Il s’est procuré une carte, objet rare dans ce pays. Il a observé des heures ces lignes de frontières. Il lui faudrait en traverser quatre ! Ces tracés artificiels, sinistres flétrissures à la surface de la terre devenaient des jeux de pistes où il fallait trouver l’arrivée. Il s’est mis en quête d’argent, a ramassé ces bouteilles vides, les  a revendues au marché ; il a rendu et monnayé mille services. Il a fallu trouver des papiers, ce passeport, talisman si cher gagné. Il a accumulé dans sa cachette les vêtements, les ustensiles dont il aurait besoin, lampe, chargeur, double portable, couverture de survie, vêtements de pluie, de quoi subister durant ce long voyage avec une obstination qui le portait.

Le jour du départ il attendit avec d’autres le vieux bus qui devait les emmener de l’autre côté de la première frontière. Cette première partie de la route, le délesta de près de la moitié de ses économies qu’il gardait dans la doublure de son pantalon. Après plusieurs jours de piste chaotique passés à dormir, somnoler, divaguer dans un siège inconfortable, dans un espèce d’état second, ils passèrent sans encombre un poste de gardiennage au milieu de nulle part. Il avait suffi de graisser la patte du planton. Puis il y eut d’autres haltes, des barrages, des claquements de portière, des voix fortes, des changements de véhicules, bus, camions. A-t-on passé des frontières ? Lesquelles ? Où est-on ? Personne  ne savait.

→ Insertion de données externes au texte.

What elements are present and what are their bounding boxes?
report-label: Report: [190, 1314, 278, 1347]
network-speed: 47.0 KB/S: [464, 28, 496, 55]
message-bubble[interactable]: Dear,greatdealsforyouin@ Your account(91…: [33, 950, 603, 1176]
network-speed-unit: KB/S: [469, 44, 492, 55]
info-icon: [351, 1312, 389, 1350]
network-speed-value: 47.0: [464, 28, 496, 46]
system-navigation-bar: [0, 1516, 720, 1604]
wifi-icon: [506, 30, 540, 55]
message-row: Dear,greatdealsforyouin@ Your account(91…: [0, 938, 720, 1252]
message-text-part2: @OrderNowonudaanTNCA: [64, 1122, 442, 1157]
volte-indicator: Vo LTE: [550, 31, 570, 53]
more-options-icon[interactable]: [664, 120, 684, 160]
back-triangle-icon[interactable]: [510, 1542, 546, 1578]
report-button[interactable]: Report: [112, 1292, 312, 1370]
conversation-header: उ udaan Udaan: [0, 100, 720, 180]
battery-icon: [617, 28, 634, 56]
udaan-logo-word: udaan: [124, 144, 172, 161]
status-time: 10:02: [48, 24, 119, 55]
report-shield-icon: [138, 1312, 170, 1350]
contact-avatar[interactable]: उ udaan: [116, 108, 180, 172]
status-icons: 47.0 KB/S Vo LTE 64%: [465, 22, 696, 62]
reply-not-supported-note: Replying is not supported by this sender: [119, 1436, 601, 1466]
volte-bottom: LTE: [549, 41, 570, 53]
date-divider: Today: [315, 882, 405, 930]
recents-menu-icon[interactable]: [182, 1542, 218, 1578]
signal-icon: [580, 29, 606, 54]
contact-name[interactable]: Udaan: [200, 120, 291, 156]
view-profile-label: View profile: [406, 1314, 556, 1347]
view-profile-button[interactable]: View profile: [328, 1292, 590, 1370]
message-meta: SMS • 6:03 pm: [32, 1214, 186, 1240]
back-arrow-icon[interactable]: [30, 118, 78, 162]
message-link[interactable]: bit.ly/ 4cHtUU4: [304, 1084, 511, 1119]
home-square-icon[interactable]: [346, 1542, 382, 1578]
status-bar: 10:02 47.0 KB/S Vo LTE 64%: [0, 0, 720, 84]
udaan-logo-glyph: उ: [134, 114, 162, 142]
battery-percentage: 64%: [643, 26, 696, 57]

Un jour, le chauffeur s’arrêta net. L’ordre fut donné à tout le monde de descendre. Là commença le cauchemar, la traversée du désert, des silhouettes errant courbées face au vent, à la poussière. Ils ont marché des jours, de plus en plus vacillants, se traînant, avançant toujours plus loin comme les créatures de Giacometti. Les pieds dans le sable, ils suaient, haletaient, cherchaient leur chemin, apprenaient à se repérer la nuit avec les étoiles, à se reposer quelques heures dans le noir glacial, au seuil de la douleur. Au petit jour, avant que le soleil torride ne leur brûle la peau, les yeux, ne dessèche leur bouche, il leur fallait repartir, marcher, marcher … Combien de jours, combien de nuits, ils ne savaient plus.

Dans un nuage de poussière des jeeps arrivèrent en trombe avec des hommes armés qui leur ordonnèrent de monter à l’arrière. Ils furent emmenés dans l’horreur des camps lybiens. Dans des cases en terre battue, enchaînés ils devaient ramper pour atteindre la gamelle remplie une fois par jour, le matin et happer comme des animaux un liquide immonde. Ils vivaient dans leurs excréments. Il a cru mourir, ne jamais échapper à cette prison dont personne ne connaissait l’existence. Heureusement ils étaient plusieurs jeunes et pouvaient se soutenir, communiquer en échappant à la surveillance de leurs geôliers. Et, comme par miracle il arriva que ces miliciens, soldats, mercenaires disparurent. Ils étaient partis comme ils étaient venus, dans leurs véhicules guerriers, abandonnant là, leurs prisonniers entre ciel et terre, sans rien pour survivre. Ne plus être soumis à ces tortionnaires redonna de la force aux captifs. Ils trouvèrent le moyen de briser leurs chaînes. Ils reprirent leur longue marche sauvés par des nomades qui leur donnèrent quelques denrées, du lait de chamelle, qui avait la saveur du miel. Les hommes du désert leur indiquèrent les points d’eau, leur donnèrent des gourdes en peau de chameau, leur enseignèrent l’orientation avec les étoiles et la direction pour atteindre l’Espagne.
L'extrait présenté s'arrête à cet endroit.